Swedish Radio’s Director-General Cilla Benkö: Attacks on journalists in the US show that words can be dangerous

While demonstrations against police violence and racism are sweeping the US, there have been alarming reports of journalists being violently attacked by both police and demonstrators. The ground for these attacks has been laid by frenzied rhetoric, with the media time after time identified as the enemy.

By Cilla Benkö, Director-General, Swedish Radio

Cilla Benkö Swedish Radio
Cilla Benkö. Credit: Mattias Ahlm/Sveriges Radio

The United States is reeling from the worst violence to be seen in the country for many years. The extensive protests, which began after an unarmed black man, George Floyd, was suffocated to death in connection with a police intervention on 25 May, are dividing the country and highlighting long-standing injustices and conflicts. Journalists all across the US are shouldering the important and difficult task of trying to understand and explain what is happening right now by raising their voices and being the public’s eyes on the ground. But the situation is tense. A large number of journalists have been targeted and attacked by both police and demonstrators.

On the night of 30 May, Expressen’s US correspondent Nina Svanberg was hit by tear gas and a rubber bullet in her leg after police in Minneapolis shot at a group of journalists. A few hours later, freelance journalist Linda Tirano permanently lost sight in one of her eyes after being hit by one of the police’s rubber bullets. The day before, a TV team from CNN were arrested by police in the middle of a live broadcast, even though they were standing where they had been told to stand, and despite loudly and clearly offering to move wherever the police wanted them to move. And outside the White House, Fox News reporter Leland Vittert and his team were driven away by masked demonstrators.

Read more: The Public Media Alliance condemns attacks on journalists and media workers during protests in the USA

Testimony from journalists who have suffered violent attacks in connection with the ongoing demonstrations in the US continues to flow in. According to an independent US organisation, the Freedom of the Press Foundation, over 300 violations of media freedom, including 49 arrests, have been documented since the demonstrations began.

On Twitter, President Donald Trump has accused the media of having caused the demonstrations and of being ‘bad people with sick agendas’ who fuel ‘hatred and anarchy’ and spread ‘fake news’. The media have been repeatedly identified as forces intent on destroying democracy and the ‘enemies of the American people’ during Trump’s presidency.

Labelling journalists as villains, and identifying independent media as an elite in opposition to the rest of society, is part of a populist message that has gained an increasingly strong foothold throughout the world in recent years, including in Europe.

Labelling journalists as villains, and identifying independent media as an elite in opposition to the rest of society, is part of a populist message that has gained an increasingly strong foothold throughout the world in recent years, including in Europe. In Sweden too, a number of political voices have pointed to the media as the root of many problems and as enemies of the people. By repeating these messages about the media as being part of a liberal establishment and as traitors to their own nations, populists attempt to devalue journalism and undermine its function as an independent force.

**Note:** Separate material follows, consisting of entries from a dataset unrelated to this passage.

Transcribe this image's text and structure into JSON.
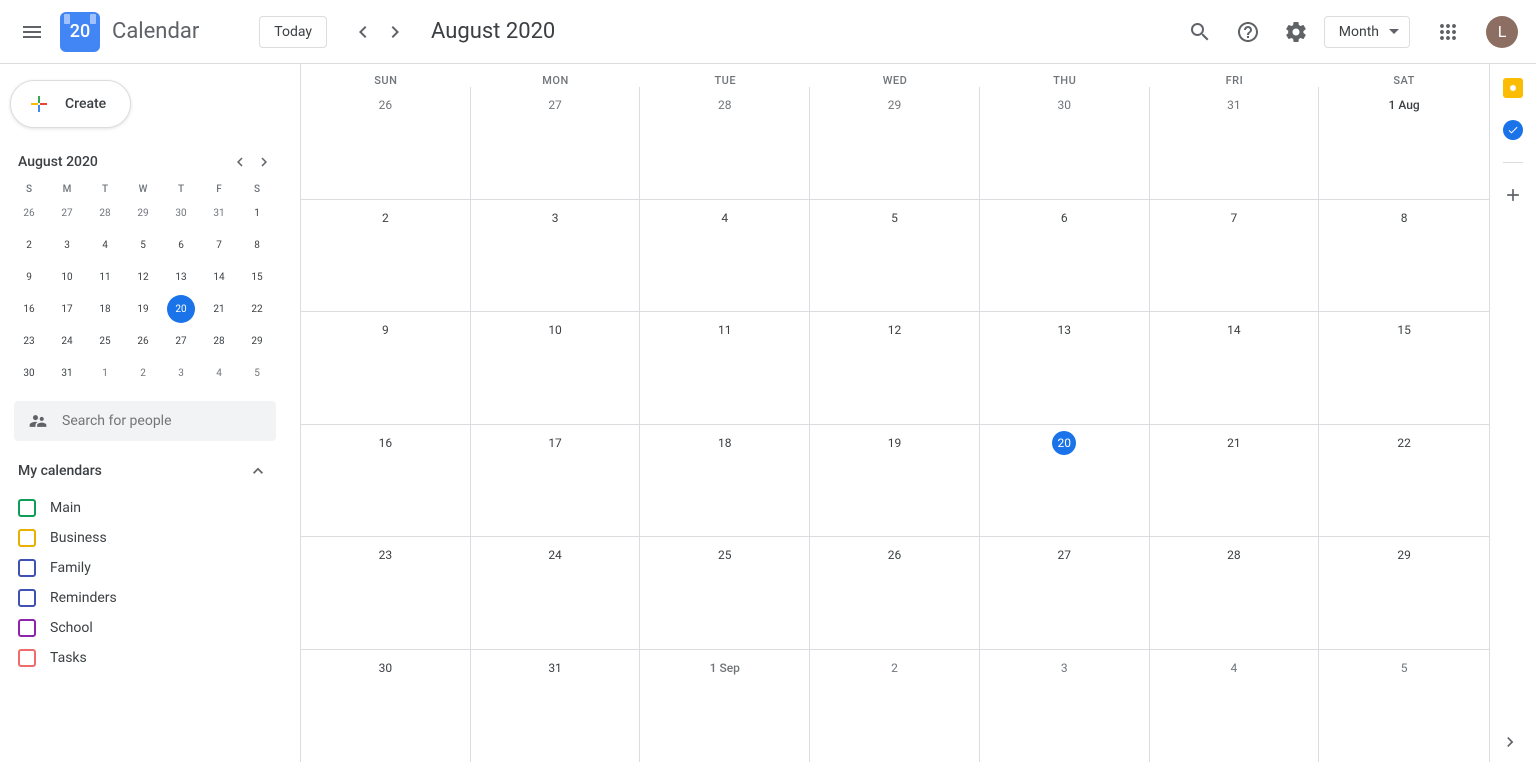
{
  "header": {
    "app_title": "Calendar",
    "logo_day": "20",
    "today_label": "Today",
    "current_period": "August 2020",
    "view_label": "Month",
    "avatar_initial": "L"
  },
  "sidebar": {
    "create_label": "Create",
    "mini_calendar": {
      "title": "August 2020",
      "dow": [
        "S",
        "M",
        "T",
        "W",
        "T",
        "F",
        "S"
      ],
      "weeks": [
        [
          {
            "n": "26",
            "other": true
          },
          {
            "n": "27",
            "other": true
          },
          {
            "n": "28",
            "other": true
          },
          {
            "n": "29",
            "other": true
          },
          {
            "n": "30",
            "other": true
          },
          {
            "n": "31",
            "other": true
          },
          {
            "n": "1"
          }
        ],
        [
          {
            "n": "2"
          },
          {
            "n": "3"
          },
          {
            "n": "4"
          },
          {
            "n": "5"
          },
          {
            "n": "6"
          },
          {
            "n": "7"
          },
          {
            "n": "8"
          }
        ],
        [
          {
            "n": "9"
          },
          {
            "n": "10"
          },
          {
            "n": "11"
          },
          {
            "n": "12"
          },
          {
            "n": "13"
          },
          {
            "n": "14"
          },
          {
            "n": "15"
          }
        ],
        [
          {
            "n": "16"
          },
          {
            "n": "17"
          },
          {
            "n": "18"
          },
          {
            "n": "19"
          },
          {
            "n": "20",
            "today": true
          },
          {
            "n": "21"
          },
          {
            "n": "22"
          }
        ],
        [
          {
            "n": "23"
          },
          {
            "n": "24"
          },
          {
            "n": "25"
          },
          {
            "n": "26"
          },
          {
            "n": "27"
          },
          {
            "n": "28"
          },
          {
            "n": "29"
          }
        ],
        [
          {
            "n": "30"
          },
          {
            "n": "31"
          },
          {
            "n": "1",
            "other": true
          },
          {
            "n": "2",
            "other": true
          },
          {
            "n": "3",
            "other": true
          },
          {
            "n": "4",
            "other": true
          },
          {
            "n": "5",
            "other": true
          }
        ]
      ]
    },
    "search_placeholder": "Search for people",
    "my_calendars_label": "My calendars",
    "calendars": [
      {
        "label": "Main",
        "color": "#0f9d58"
      },
      {
        "label": "Business",
        "color": "#e8b000"
      },
      {
        "label": "Family",
        "color": "#3f51b5"
      },
      {
        "label": "Reminders",
        "color": "#3f51b5"
      },
      {
        "label": "School",
        "color": "#8e24aa"
      },
      {
        "label": "Tasks",
        "color": "#ef6c6c"
      }
    ]
  },
  "grid": {
    "dow": [
      "SUN",
      "MON",
      "TUE",
      "WED",
      "THU",
      "FRI",
      "SAT"
    ],
    "weeks": [
      [
        {
          "n": "26",
          "other": true
        },
        {
          "n": "27",
          "other": true
        },
        {
          "n": "28",
          "other": true
        },
        {
          "n": "29",
          "other": true
        },
        {
          "n": "30",
          "other": true
        },
        {
          "n": "31",
          "other": true
        },
        {
          "n": "1 Aug",
          "firstday": true
        }
      ],
      [
        {
          "n": "2"
        },
        {
          "n": "3"
        },
        {
          "n": "4"
        },
        {
          "n": "5"
        },
        {
          "n": "6"
        },
        {
          "n": "7"
        },
        {
          "n": "8"
        }
      ],
      [
        {
          "n": "9"
        },
        {
          "n": "10"
        },
        {
          "n": "11"
        },
        {
          "n": "12"
        },
        {
          "n": "13"
        },
        {
          "n": "14"
        },
        {
          "n": "15"
        }
      ],
      [
        {
          "n": "16"
        },
        {
          "n": "17"
        },
        {
          "n": "18"
        },
        {
          "n": "19"
        },
        {
          "n": "20",
          "today": true
        },
        {
          "n": "21"
        },
        {
          "n": "22"
        }
      ],
      [
        {
          "n": "23"
        },
        {
          "n": "24"
        },
        {
          "n": "25"
        },
        {
          "n": "26"
        },
        {
          "n": "27"
        },
        {
          "n": "28"
        },
        {
          "n": "29"
        }
      ],
      [
        {
          "n": "30"
        },
        {
          "n": "31"
        },
        {
          "n": "1 Sep",
          "other": true,
          "firstday": true
        },
        {
          "n": "2",
          "other": true
        },
        {
          "n": "3",
          "other": true
        },
        {
          "n": "4",
          "other": true
        },
        {
          "n": "5",
          "other": true
        }
      ]
    ]
  }
}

This is deeply worrying, especially in a crisis like the one we now find ourselves in. It is also something that all those who value and uphold freedom of expression and freedom of the press need to be alert to.
A hostile rhetoric from leading politicians risks legitimising threats and hate speech, and the step from there to even more serious attacks is relatively small.
Attacking a journalist is an attack on democracy itself. Restricting journalists’ ability to do their jobs means restricting citizens’ access to information and a variety of perspectives. It severely limits citizens’ ability to orient themselves within their society. The journalists at the demonstrations in the US are there so that they can tell everyone else what is happening. In the same way, journalists are now working close to people affected by Covid-19, so they can tell the stories of the people behind the statistics.

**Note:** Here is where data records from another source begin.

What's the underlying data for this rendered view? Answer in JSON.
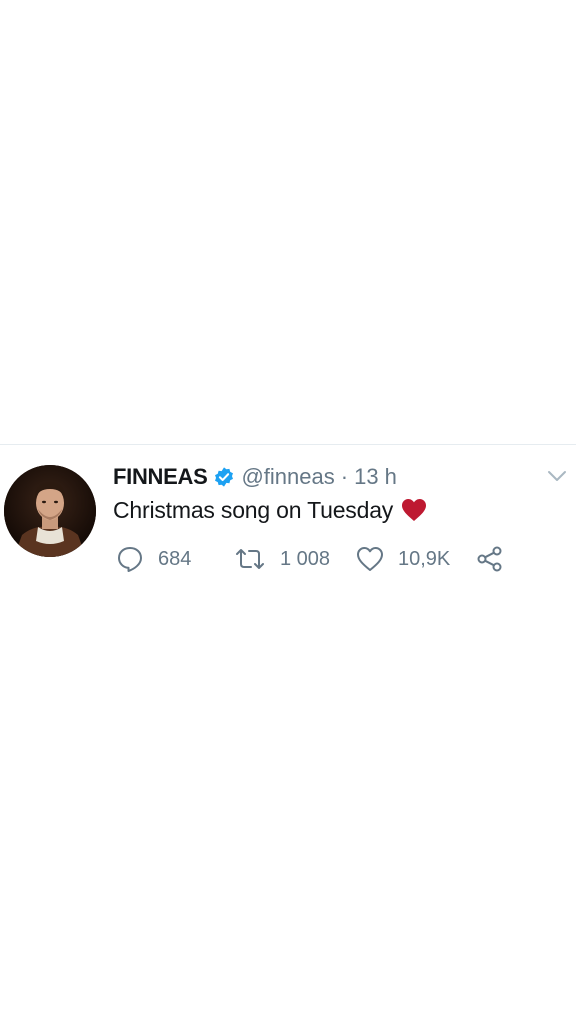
{
  "tweet": {
    "author": {
      "display_name": "FINNEAS",
      "handle": "@finneas",
      "verified": true,
      "avatar_icon": "profile-photo"
    },
    "separator": "·",
    "time": "13 h",
    "text": "Christmas song on Tuesday",
    "emoji": "red-heart-icon",
    "stats": {
      "replies": "684",
      "retweets": "1 008",
      "likes": "10,9K"
    }
  },
  "colors": {
    "text_primary": "#14171a",
    "text_secondary": "#657786",
    "verified_blue": "#1da1f2",
    "heart_red": "#be1931",
    "divider": "#e6ecf0"
  }
}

This does not mean, of course, that there should be no place for legitimate criticism of the media. On the contrary, it is extremely important for the media’s trustworthiness and editorial reflection that there is also someone who scrutinises the scrutiniser.

But rarely has it been clearer that politicians who defend democracy and freedom of expression also need to stand up for free and independent journalism – in Sweden and in other countries.
The issue of how media freedom is being challenged worldwide needs to be raised more often and to a broader audience. It is in everyone’s interests that there are people with the courage to be the public’s eyes, and to let the voices of others be heard – even in the most difficult of circumstances.